Should we be concerned that robots will ‘take all the jobs’? Certainly there is no shortage of exciting new technologies on the horizon and, although predictions of technological unemployment have never yet come to pass, it is worth assessing what we know about our labour market and automation.
- Looking backwards there has been a strong link between the ‘routineness’ of occupations and their decline.
- The decline in routine jobs is also associated with the ‘hollowing out’ phenomenon, whereby those jobs that were in the middle of the pay distribution have fallen as a share of total employment. However, there has been little change is the distribution of pay thanks to a counteracting ‘filling in’ of the middle of the labour market. Jobs such as those in secretarial work, administration and manufacturing have been replaced by (or re-categorised as) new jobs in business, management, science, teaching and care.
- Large sectoral declines in employment – as have been seen in many of the UK’s manufacturing industries over the past 20 years – are in part down to reduced inflows of young people, rather than just increased outflows to unemployment or inactivity.

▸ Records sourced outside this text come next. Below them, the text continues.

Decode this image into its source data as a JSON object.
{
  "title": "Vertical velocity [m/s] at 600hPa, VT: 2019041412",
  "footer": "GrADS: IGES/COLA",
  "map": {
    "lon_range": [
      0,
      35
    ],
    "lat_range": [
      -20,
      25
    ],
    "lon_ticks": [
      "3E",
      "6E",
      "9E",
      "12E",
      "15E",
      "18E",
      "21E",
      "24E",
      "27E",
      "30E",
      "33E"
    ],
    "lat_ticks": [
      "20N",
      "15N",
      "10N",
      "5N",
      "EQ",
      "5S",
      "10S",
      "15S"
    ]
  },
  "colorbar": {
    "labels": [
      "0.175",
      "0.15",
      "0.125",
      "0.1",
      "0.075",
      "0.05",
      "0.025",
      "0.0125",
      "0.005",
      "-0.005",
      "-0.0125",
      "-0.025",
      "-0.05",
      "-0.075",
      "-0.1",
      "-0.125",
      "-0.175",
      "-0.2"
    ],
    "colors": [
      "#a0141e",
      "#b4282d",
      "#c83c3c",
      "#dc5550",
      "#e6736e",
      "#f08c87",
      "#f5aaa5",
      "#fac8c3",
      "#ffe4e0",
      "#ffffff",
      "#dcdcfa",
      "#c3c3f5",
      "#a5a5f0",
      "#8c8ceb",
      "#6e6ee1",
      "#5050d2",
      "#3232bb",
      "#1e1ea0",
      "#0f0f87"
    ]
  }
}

- Given high employment, terrible productivity performance and low investment, the UK arguably needs more automation, not less. And public policy may be adding to this need. The welcome National Living Wage is increasing labour costs at the bottom, while the – as yet unclear – nature of Britain’s exit from the EU may lead to reductions in low-skilled immigration. Looking at those sectors with the highest proportion of EU migrants, we find that some (such as cleaning and domestic staffing) face relatively low prospects for automation, while others (such as agriculture, food manufacturing and food and drink services) may see new pressures (or opportunities) to automate.